For the other half of the transactions - three-quarters of the $5 billion at stake - the department uses statistical sampling to the check the accuracy. It's a method the Indians and Lamberth rejected, but a federal appeals court approved for use as a tool. The courts must sign off on any final accounting.

After 10 years of battling in court, no one knows exactly how much was collected or paid out to the Indians.

"The previous administration as well as ourselves tried in good faith to tackle this problem. It was a much larger undertaking than anyone imagined," Norton said. Early in her tenure, Norton half-joked about how she divided her time. "Indian trust, Indian trust and Indian trust," she told the AP.

Geoffrey Rempel, an accountant working for Indian plaintiffs, said the evidence is undisputed that trust records were destroyed over the past century, so there is no way Interior officials can claim to have enough of them for a proper accounting.

"All they're doing is matching bad documents to bad documents, showing you what they want you to see," he said. "People would be thrown in jail if they audited banks like this. This is completely unacceptable - unless it's for the Indians."

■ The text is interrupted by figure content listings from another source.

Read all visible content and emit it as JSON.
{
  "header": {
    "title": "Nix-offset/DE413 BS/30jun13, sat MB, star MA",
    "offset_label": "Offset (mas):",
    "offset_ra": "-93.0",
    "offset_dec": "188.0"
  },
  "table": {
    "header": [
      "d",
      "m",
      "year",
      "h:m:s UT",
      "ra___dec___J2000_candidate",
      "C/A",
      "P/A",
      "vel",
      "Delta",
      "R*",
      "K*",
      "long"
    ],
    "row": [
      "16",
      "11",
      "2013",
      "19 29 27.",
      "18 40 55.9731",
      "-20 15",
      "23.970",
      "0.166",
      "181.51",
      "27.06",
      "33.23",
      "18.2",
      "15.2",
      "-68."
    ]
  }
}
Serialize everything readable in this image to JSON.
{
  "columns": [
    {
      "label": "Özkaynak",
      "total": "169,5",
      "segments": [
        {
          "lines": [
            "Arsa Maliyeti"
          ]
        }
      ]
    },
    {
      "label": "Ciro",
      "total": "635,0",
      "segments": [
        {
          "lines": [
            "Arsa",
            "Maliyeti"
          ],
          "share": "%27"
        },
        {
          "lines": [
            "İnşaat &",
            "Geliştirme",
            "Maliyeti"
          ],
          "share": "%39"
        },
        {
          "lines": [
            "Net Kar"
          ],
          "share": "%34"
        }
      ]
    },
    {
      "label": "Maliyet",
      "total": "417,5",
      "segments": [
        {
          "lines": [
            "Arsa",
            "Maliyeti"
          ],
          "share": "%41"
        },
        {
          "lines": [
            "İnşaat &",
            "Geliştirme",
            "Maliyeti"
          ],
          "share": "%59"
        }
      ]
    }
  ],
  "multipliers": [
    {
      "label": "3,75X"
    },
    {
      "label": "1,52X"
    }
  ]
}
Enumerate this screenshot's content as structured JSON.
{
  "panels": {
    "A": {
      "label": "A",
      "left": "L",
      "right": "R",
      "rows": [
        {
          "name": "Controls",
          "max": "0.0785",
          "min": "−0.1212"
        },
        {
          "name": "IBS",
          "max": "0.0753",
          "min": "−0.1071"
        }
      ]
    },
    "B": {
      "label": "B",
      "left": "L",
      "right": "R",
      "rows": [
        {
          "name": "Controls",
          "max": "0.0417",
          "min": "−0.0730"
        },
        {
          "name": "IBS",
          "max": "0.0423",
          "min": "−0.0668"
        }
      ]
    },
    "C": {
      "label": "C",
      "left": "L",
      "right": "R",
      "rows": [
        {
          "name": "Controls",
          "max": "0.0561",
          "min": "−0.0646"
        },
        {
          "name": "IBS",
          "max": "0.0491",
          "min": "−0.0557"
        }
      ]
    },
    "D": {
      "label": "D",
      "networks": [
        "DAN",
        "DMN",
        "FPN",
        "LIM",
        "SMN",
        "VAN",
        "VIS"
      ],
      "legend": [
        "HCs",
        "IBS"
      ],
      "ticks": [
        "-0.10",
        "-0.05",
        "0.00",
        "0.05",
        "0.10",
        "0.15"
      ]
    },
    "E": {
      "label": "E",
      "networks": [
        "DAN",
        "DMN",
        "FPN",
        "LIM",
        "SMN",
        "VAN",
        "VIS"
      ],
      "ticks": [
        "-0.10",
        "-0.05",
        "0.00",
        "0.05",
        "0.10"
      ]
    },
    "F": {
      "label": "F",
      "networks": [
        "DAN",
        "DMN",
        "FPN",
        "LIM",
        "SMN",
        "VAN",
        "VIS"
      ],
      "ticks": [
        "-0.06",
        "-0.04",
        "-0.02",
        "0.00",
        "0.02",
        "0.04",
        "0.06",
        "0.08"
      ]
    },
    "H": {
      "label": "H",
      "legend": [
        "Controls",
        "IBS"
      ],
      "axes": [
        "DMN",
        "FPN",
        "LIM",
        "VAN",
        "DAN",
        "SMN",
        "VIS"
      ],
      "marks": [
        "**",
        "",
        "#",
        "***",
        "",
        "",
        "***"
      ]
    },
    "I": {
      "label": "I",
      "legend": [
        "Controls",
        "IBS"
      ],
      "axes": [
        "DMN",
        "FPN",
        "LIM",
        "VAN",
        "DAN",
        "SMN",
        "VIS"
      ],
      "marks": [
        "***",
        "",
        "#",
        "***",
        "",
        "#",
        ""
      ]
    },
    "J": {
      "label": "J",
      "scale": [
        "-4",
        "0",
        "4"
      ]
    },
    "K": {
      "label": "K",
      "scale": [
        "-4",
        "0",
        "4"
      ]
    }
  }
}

Most people agree the only acceptable solution will come from Congress. Senate Indian Affairs Committee Chairman John McCain, R-Ariz., and House Resources Committee Chairman Richard Pombo, R-Calif., co-chaired a recent hearing to find the quickest and fairest way to end the dispute.

Experts urged them to study the legal arguments - then arbitrarily pick a settlement figure.

Stuart Eizenstat, a former deputy Treasury secretary in the Clinton administration, believes Congress should create an Indian claims settlement commission to process claims, similar to the reparations made after World War II.

"It would be a disaster to go back to court. It would just resign the Indians to another decade of fruitless litigation," he told the AP. "This cries out for an administrative, rough justice solution."

Eizenstat negotiated the historic agreement with Switzerland's two largest banks to pay Holocaust survivors $1.25 billion. He said Congress should pick a figure that errs on the side of overpay to handle both accounting claims and anticipated claims from Indians challenging how the government actually managed the lands.

"You presume that if the records weren't there, it's because of mismanagement," he said. "If they themselves as trustees mishandled records, then they have to handle the burden."

Even Swimmer, who wants Congress to give Interior some "clear direction on its responsibilities," agrees with the concept of a big, somewhat arbitrary payout.

"Just pick a number," he told the AP. "It's reparations, not repayment."